As we walked home, I kept thinking that this is beyond crazy. Whatever additive there is in the water is chemically denatured. Qitniyot is בטל ברוב, which this clearly is. The only possible thing I could think of is that if the flavor was comprised of a significant amount of qitniyot (which it isn't), its tangible presence would prevent it from becoming בטל as a מילתא דעבידא לטעמא. (Cf. ש"ך, יורה דיעה סי' צח ס"ק כ"ח). However, this is decidedly NOT the case here. In other words, there is no reason to restrict this water to consumers of qitniyot. Period.
This case, though, is indicative of a larger problem. Let's take the case of canola oil, which has been dividing religious families for a few years now (and which I have previously discussed here and here). In israel, Canola oil is listed as 'לאוכלי קטניות לפי המנהג", which is a totally meaningless (though very threatening) phrase. At least, though, it leaves the decision up to the individual.
Or, so I thought.
When I did the Pesach shopping last week, in Rami Levi (of course), I simultaneously embarked on the annual, frustrating search for non-kitniyot mayonnaise. Daring to look over at the qitniyot side of the shelf, I saw tons of light mayonnaise that had Canola written all over the jars, along with the logo 'לאוכלי קטניות בלבד.' In other words, the kashrut establishment (i.e. the various badatzim and such), have taken away our right to choose on a matter of personal practice that has absolutely nothing to do with normative halakha!
The institutionalization of such נערישקייט:
1) Makes observance of Pesach unnecessarily difficult, and drives people away from making Pesach.
2) Makes a mockery of Halakha, as ever greater logical contortions are required to justify an ever more baroque system of halakhic decisions. [One distinguished Rav told me that he thought that potatoes should be considered qitniyot, but that no one would accept such a ruling. Think of the implications for the non-Gebroks community! Thank God I'm a Litvak!]
3) Drives more and more wedges between Jews, as one is terrified to eat in someone else's home. Need I remind these commissars of qitniyot, these Torquemadas of Kashrut, how Rashi explains the principle that if a religious person says something is kosher, that one must believe him/her (Rashi, Yevamot 88a, s.v. ואמר):
והא ודאי פשיטא לן דסמכי' עליה כל זמן שלא נחשד דאי לאו הכי אין לך אדם אוכל משל חברו ואין לך אדם סומך על בני ביתו.
'Obviously, we rely upon him, so long as he is not suspect. For, if not, no one would be able to partake of his friend's food, and no one could rely on the members of his own household.'
4) Violates the rule of not going to such extremes as to make the Torah (חס וחלילה) look ridiculous (הבו להו דלא להוסיף עלה). [Cf. שבועות מ"ח ע"ב ; ט"ז, או"ח סי' שס"ג ס"ק ד; ש"ך, יו"ד סי' מ"ח ס"ק ל'; ]
Now, I want to make this perfectly clear.

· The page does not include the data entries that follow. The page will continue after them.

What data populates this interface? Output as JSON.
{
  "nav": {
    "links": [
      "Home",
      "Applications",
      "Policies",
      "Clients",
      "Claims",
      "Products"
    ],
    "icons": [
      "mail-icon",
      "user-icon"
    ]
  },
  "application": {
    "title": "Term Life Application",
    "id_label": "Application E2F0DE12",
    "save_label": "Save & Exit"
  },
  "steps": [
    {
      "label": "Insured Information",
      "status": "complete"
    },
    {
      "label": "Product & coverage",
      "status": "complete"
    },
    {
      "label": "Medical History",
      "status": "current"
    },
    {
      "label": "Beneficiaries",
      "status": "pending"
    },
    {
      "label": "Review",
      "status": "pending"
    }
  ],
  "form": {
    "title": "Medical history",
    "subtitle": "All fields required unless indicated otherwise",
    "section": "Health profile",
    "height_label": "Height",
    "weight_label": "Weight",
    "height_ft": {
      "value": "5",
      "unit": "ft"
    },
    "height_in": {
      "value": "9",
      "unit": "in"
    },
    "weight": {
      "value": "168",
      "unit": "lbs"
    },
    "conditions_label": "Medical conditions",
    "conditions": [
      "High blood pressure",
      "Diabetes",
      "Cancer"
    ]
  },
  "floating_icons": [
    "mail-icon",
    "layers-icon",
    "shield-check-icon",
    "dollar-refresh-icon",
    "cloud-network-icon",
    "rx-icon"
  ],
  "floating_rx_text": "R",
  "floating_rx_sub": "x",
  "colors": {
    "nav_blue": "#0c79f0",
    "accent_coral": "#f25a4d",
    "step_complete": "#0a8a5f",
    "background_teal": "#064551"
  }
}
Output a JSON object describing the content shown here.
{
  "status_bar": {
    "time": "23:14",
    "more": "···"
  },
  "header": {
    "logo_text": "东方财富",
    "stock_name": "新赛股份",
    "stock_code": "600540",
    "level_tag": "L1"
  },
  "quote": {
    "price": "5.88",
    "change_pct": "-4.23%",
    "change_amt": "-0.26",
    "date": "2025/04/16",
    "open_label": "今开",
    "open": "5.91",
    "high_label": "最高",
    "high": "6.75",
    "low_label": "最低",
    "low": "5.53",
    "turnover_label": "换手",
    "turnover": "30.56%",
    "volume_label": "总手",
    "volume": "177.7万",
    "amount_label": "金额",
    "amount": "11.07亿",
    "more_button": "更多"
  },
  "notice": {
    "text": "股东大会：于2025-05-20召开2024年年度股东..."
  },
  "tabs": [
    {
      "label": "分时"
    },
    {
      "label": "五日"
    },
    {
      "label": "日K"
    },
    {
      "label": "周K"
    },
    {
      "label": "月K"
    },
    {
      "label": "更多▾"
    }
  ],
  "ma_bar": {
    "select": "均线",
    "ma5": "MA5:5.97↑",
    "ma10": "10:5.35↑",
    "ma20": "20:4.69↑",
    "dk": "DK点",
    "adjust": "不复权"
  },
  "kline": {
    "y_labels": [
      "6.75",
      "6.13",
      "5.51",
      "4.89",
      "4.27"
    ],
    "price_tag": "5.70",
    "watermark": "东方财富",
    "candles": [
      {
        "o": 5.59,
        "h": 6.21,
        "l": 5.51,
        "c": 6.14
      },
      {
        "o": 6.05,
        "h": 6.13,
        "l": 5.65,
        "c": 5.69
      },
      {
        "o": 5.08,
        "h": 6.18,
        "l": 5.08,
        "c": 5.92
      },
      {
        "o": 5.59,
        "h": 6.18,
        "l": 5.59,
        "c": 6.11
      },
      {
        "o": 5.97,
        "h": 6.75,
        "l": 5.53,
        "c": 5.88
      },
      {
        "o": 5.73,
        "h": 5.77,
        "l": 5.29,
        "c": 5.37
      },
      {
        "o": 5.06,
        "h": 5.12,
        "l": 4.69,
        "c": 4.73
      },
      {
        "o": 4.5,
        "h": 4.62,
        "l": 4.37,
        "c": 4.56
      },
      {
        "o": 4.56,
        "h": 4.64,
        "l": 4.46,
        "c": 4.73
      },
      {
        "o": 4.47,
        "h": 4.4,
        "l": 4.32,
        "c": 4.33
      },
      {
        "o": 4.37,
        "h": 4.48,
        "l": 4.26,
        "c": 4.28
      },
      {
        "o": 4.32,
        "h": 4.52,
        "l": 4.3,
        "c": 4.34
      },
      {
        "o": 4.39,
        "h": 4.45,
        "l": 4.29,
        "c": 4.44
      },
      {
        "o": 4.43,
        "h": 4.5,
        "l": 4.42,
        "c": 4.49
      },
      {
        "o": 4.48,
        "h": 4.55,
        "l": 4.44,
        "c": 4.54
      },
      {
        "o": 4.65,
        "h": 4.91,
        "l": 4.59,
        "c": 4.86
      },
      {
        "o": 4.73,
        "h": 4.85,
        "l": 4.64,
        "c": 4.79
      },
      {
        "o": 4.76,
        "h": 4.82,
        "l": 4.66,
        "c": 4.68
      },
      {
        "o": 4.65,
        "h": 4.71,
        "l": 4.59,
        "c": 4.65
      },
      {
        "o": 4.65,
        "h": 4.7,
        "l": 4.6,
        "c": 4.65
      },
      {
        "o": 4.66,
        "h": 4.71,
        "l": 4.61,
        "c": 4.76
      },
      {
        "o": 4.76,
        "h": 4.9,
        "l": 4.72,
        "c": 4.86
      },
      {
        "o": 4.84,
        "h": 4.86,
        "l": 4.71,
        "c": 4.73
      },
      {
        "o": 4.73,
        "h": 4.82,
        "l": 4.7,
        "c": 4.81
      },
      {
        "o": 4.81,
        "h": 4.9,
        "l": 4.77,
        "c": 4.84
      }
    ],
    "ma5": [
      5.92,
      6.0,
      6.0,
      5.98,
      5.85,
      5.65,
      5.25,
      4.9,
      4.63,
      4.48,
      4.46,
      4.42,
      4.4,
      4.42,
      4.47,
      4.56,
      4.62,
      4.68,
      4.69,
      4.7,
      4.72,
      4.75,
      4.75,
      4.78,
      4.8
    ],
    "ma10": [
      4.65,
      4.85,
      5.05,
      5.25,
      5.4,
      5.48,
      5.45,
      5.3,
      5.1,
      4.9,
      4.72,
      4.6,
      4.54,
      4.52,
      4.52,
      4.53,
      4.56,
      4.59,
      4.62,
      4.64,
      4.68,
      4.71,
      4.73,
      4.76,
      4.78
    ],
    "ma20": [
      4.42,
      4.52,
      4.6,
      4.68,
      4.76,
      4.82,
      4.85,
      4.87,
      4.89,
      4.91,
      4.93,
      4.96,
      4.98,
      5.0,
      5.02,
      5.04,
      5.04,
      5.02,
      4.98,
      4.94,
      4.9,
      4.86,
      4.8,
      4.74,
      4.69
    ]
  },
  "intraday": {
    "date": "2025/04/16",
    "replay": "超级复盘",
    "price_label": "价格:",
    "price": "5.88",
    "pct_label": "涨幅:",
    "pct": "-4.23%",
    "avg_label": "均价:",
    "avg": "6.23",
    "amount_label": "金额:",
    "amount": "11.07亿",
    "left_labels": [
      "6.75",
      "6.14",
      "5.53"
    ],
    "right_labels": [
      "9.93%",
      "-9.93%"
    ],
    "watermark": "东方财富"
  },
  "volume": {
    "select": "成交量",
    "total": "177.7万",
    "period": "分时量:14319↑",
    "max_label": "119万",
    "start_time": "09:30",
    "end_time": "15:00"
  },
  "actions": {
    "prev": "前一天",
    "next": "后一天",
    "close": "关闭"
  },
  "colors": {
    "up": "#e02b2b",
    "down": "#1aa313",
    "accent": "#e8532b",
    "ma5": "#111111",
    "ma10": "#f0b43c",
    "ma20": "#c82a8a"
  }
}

I am in no way advocating that Ashkenazim stop observing the hallowed custom of our forefathers, not to eat qitniyot. The fact that there were medievals who objected to the practice in the twelfth and thirteenth centuries is, effectively, irrelevant as far as practice is concerned. Deference to the collective wisdom of the ages is the essence of Tradition, of מסורה. Therefore, legumes (peas, beans etc.) may not be consumed on Pesach by Ashkenazim, and no one has the authority to do away with this practice! Corn, though it could not have been known by the Sages of Ashkenaz, has universally been classified as qitniyot, and there is some logic to abstaining from them. (Peanuts and Peanut Oil are another matter. I'm personally conflicted about soybeans, though I don't eat them on Pesach.)
However, the obsessive expansion of these restrictions is not only wrong halakhically, it betokens a deeper malaise in the Orthodox community.
For one thing, it neglects the deeper values that the Torah wishes us to instill in ourselves, our families and our people. True, as Professor Haym Soloveitchik notes at the conclusion of his classic study, Rupture and Reconstruction, the search for strictures can be viewed as part of a larger search for God:
It is this rupture in the traditional religious sensibilities that underlies much of the transformation of contemporary Orthodoxy. Zealous to continue traditional Judaism unimpaired, religious Jews seek to ground their new emerging spirituality less on a now unattainable intimacy with Him, than on an intimacy with His Will, avidly eliciting Its intricate demands and saturating their daily lives with Its exactions. Having lost the touch of His presence, they seek now solace in the pressure of His yoke.
Nevertheless, as the contemporary upsurge in the search for direct contact with God shows, this specific phenomenon not only fails to provide solace, it drives people away from the Torah, generally (especially as contemporary Israeli representatives of the Torah are largely incapable of representing anything Jewish as being intellectually respectable.)
More seriously, as we become increasingly obsessed extremism, we lose sight of the deeper values that provide the basics of the Torah, and without which we are courting disaster. The danger is not new. It has, however, become acute. A straight line runs from Rabbenu Bahya (Introduction, Hovot ha-Levavot):
One of the hakhamim was asked an esoteric question in the realm of divorce law, to which he responded: You, Sir, are asking about something that would in no way harm us if we did not know the answer; but do you know all that you should regarding the commandments that you are not entitled to ignore, and concerning which it is unbefitting for you to sin, that you turn to other questions that will bring you no improvement in your knowledge of Torah and faith, and will in no way amend that which is crooked in your soul?
to David Berger's remark (Tradition, Spring 1982):
GershomScholem once remarked that an Orthodox acquaintance told him that God had made a serious mistake when he placed lo tignov among the Ten Commandments; instead, he should have arranged a gloss to a gloss on the Ramo which would have said, "Yesh nohagin shelo lignov."
to the frightful sight of 'religious' people excusing (and sometimes justifying) the most nefarious behaviour because it was carried out by 'religious,' 'hareidi,' 'Torah observant' people. Let us not play innocent. It is far too easy to dismiss these actions as those of a few demented individuals (though they are surely that). These things arise out of a cultural context, out of a religious malaise that has affected broad swaths of the Torah community.
Which brings me back to מורי ורבי, the Rav זצ"ל. On many occasions, he inveighed against turning mitzvot into 'ceremonials.' Ceremonials, he once remarked to me, are ritual actions that are not based upon moral and intellectual foundations. Ceremonialism, he was wont to say, is paganism.
I fear that we are highing far to close to the outer limits of the Rav's words. There is more than physical hametz to be destroyed on Pesach.